Zwei Betroffene haben sich aufgrund der Strapazen offenbar bereits krankschreiben lassen. Weitere überlegen, diese Position künftig abzulehnen oder den Dienst zu verweigern.
Karin Burkhalter, Mediensprecherin der Parlamentsdienste, bestätigt die neue Regelung. «Es gehört zu den Aufgaben der Sicherheitsbehörden, bestehende Prozesse laufend auf ihre Wirksamkeit zu überprüfen», erklärt sie. So seien «die in der Sommersession gemachten Rückmeldungen zum sitzenden Sicherheitspersonal ernst genommen» und in die Sicherheitsüberlegungen einbezogen worden.
Musst du bei deiner Arbeit auch lange stehen?
«Eine sitzende Person ist in ihrer Beweglichkeit und Reaktionsgeschwindigkeit eingeschränkt und kann deshalb in gewissen Situationen ihre Aufgabe nicht vollumfänglich erfüllen», begründet Burkhalter. Einsätze im Stehen seien für geschultes Sicherheitspersonal nichts Ungewöhnliches.
«Regelmässige Rotation, Pausen und Erholungszeiten sind Bestandteil einer umsichtigen und professionellen Einsatzplanung», so die Sprecherin weiter. Damit werde dem Gesundheitsschutz Rechnung getragen. Eine Anfrage beim Bundesamt für Polizei, Fedpol, wurde praktisch wortgleich beantwortet.
«Gehts noch?!»: Links und Rechts sind empört
Jacqueline Badran, SP-Nationalrätin aus Zürich, zeigt sich empört über den Steh-Befehl des Generalsekretärs der Parlamentsdienste. «Wir sind doch nicht im Mittelalter. Kollektivstrafen, die erst noch nutzlos sind, sind doch komplett daneben. Gehts noch?!», fragt sie rhetorisch.

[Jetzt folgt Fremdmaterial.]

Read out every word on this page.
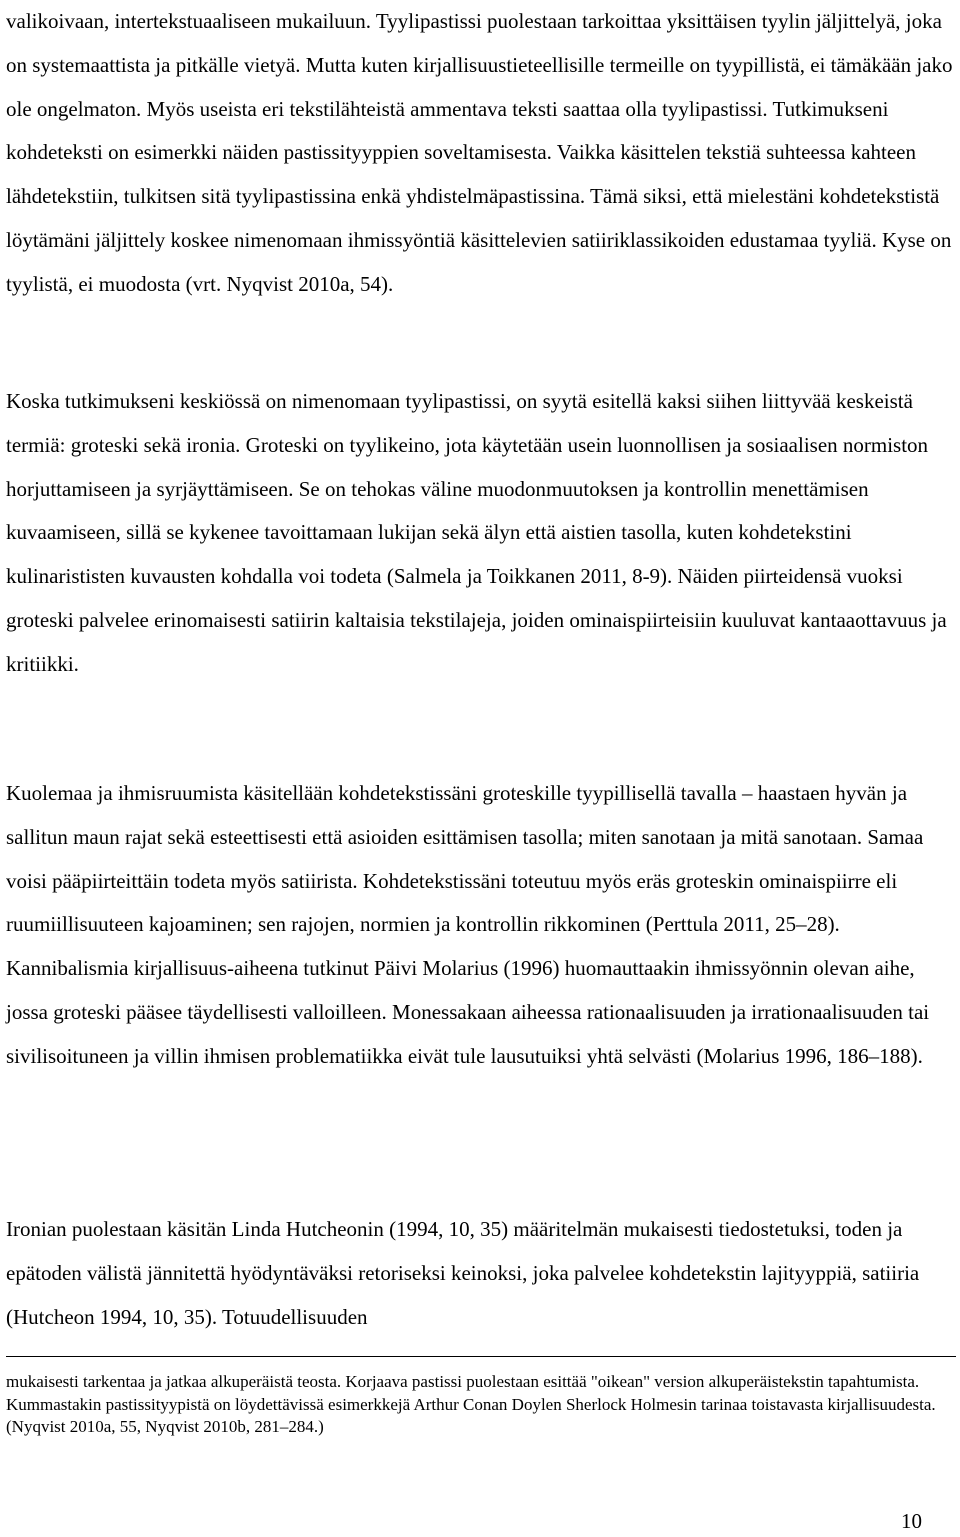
valikoivaan, intertekstuaaliseen mukailuun. Tyylipastissi puolestaan tarkoittaa yksittäisen tyylin jäljittelyä, joka on systemaattista ja pitkälle vietyä. Mutta kuten kirjallisuustieteellisille termeille on tyypillistä, ei tämäkään jako ole ongelmaton. Myös useista eri tekstilähteistä ammentava teksti saattaa olla tyylipastissi. Tutkimukseni kohdeteksti on esimerkki näiden pastissityyppien soveltamisesta. Vaikka käsittelen tekstiä suhteessa kahteen lähdetekstiin, tulkitsen sitä tyylipastissina enkä yhdistelmäpastissina. Tämä siksi, että mielestäni kohdetekstistä löytämäni jäljittely koskee nimenomaan ihmissyöntiä käsittelevien satiiriklassikoiden edustamaa tyyliä. Kyse on tyylistä, ei muodosta (vrt. Nyqvist 2010a, 54).

Koska tutkimukseni keskiössä on nimenomaan tyylipastissi, on syytä esitellä kaksi siihen liittyvää keskeistä termiä: groteski sekä ironia. Groteski on tyylikeino, jota käytetään usein luonnollisen ja sosiaalisen normiston horjuttamiseen ja syrjäyttämiseen. Se on tehokas väline muodonmuutoksen ja kontrollin menettämisen kuvaamiseen, sillä se kykenee tavoittamaan lukijan sekä älyn että aistien tasolla, kuten kohdetekstini kulinarististen kuvausten kohdalla voi todeta (Salmela ja Toikkanen 2011, 8-9). Näiden piirteidensä vuoksi groteski palvelee erinomaisesti satiirin kaltaisia tekstilajeja, joiden ominaispiirteisiin kuuluvat kantaaottavuus ja kritiikki.

Kuolemaa ja ihmisruumista käsitellään kohdetekstissäni groteskille tyypillisellä tavalla – haastaen hyvän ja sallitun maun rajat sekä esteettisesti että asioiden esittämisen tasolla; miten sanotaan ja mitä sanotaan. Samaa voisi pääpiirteittäin todeta myös satiirista. Kohdetekstissäni toteutuu myös eräs groteskin ominaispiirre eli ruumiillisuuteen kajoaminen; sen rajojen, normien ja kontrollin rikkominen (Perttula 2011, 25–28). Kannibalismia kirjallisuus-aiheena tutkinut Päivi Molarius (1996) huomauttaakin ihmissyönnin olevan aihe, jossa groteski pääsee täydellisesti valloilleen. Monessakaan aiheessa rationaalisuuden ja irrationaalisuuden tai sivilisoituneen ja villin ihmisen problematiikka eivät tule lausutuiksi yhtä selvästi (Molarius 1996, 186–188).

Ironian puolestaan käsitän Linda Hutcheonin (1994, 10, 35) määritelmän mukaisesti tiedostetuksi, toden ja epätoden välistä jännitettä hyödyntäväksi retoriseksi keinoksi, joka palvelee kohdetekstin lajityyppiä, satiiria (Hutcheon 1994, 10, 35). Totuudellisuuden

mukaisesti tarkentaa ja jatkaa alkuperäistä teosta. Korjaava pastissi puolestaan esittää "oikean" version alkuperäistekstin tapahtumista. Kummastakin pastissityypistä on löydettävissä esimerkkejä Arthur Conan Doylen Sherlock Holmesin tarinaa toistavasta kirjallisuudesta. (Nyqvist 2010a, 55, Nyqvist 2010b, 281–284.)

10
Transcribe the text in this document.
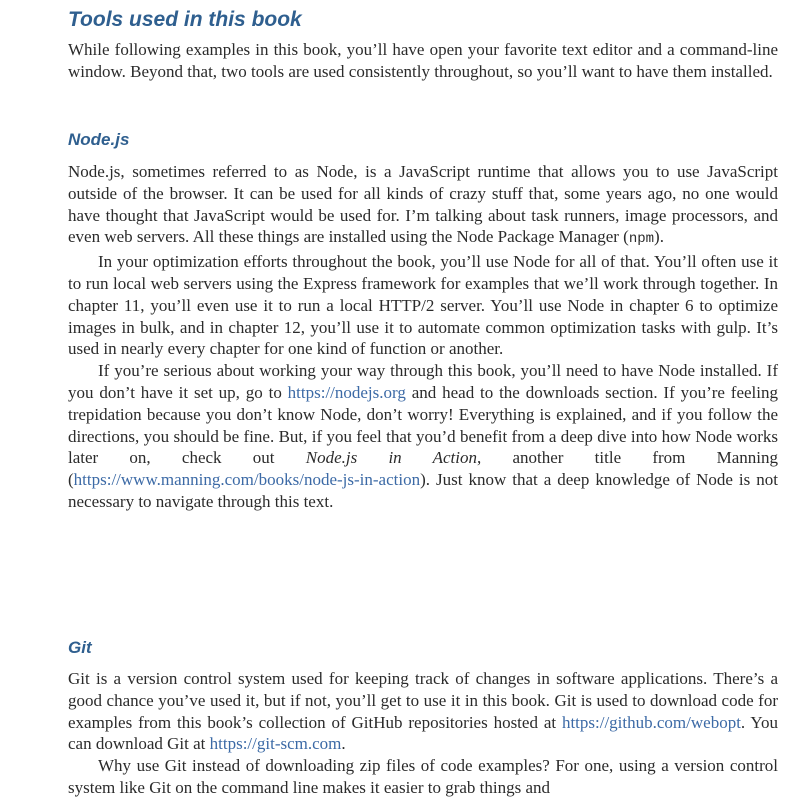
Tools used in this book

While following examples in this book, you’ll have open your favorite text editor and a command-line window. Beyond that, two tools are used consistently throughout, so you’ll want to have them installed.

Node.js

Node.js, sometimes referred to as Node, is a JavaScript runtime that allows you to use JavaScript outside of the browser. It can be used for all kinds of crazy stuff that, some years ago, no one would have thought that JavaScript would be used for. I’m talking about task runners, image processors, and even web servers. All these things are installed using the Node Package Manager (npm).

In your optimization efforts throughout the book, you’ll use Node for all of that. You’ll often use it to run local web servers using the Express framework for examples that we’ll work through together. In chapter 11, you’ll even use it to run a local HTTP/2 server. You’ll use Node in chapter 6 to optimize images in bulk, and in chapter 12, you’ll use it to automate common optimization tasks with gulp. It’s used in nearly every chapter for one kind of function or another.

If you’re serious about working your way through this book, you’ll need to have Node installed. If you don’t have it set up, go to https://nodejs.org and head to the downloads section. If you’re feeling trepidation because you don’t know Node, don’t worry! Everything is explained, and if you follow the directions, you should be fine. But, if you feel that you’d benefit from a deep dive into how Node works later on, check out Node.js in Action, another title from Manning (https://www.manning.com/books/node-js-in-action). Just know that a deep knowledge of Node is not necessary to navigate through this text.

Git

Git is a version control system used for keeping track of changes in software applications. There’s a good chance you’ve used it, but if not, you’ll get to use it in this book. Git is used to download code for examples from this book’s collection of GitHub repositories hosted at https://github.com/webopt. You can download Git at https://git-scm.com.

Why use Git instead of downloading zip files of code examples? For one, using a version control system like Git on the command line makes it easier to grab things and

Auch die Aargauer SVP-Nationalrätin Martina Bircher ist irritiert. «Ich finde das schikanös. Ich erwarte, dass der Steh-Befehl rückgängig gemacht wird.» Die Chancen dazu stehen gut, wie 20 Minuten weiss.
SP-Nationalrat Eric Nussbaumer ist aktuell Vize-Präsident des Nationalrats und Delegierter für den Kontakt zu den Parlamentsdiensten. Am Mittwoch findet eine Sitzung statt, wo Nussbaumer die Situation regeln will. «Ich werde dafür sorgen, dass die Polizistinnen und Polizisten wieder angenehm arbeiten und gleichzeitig ihre Sicherheitsfunktion gut wahrnehmen können», verspricht der Baselbieter.
Wie genau eine Lösung aussehen könnte, ist unklar. Dem Vernehmen nach ist ein Kompromiss mit Stehstühlen denkbar.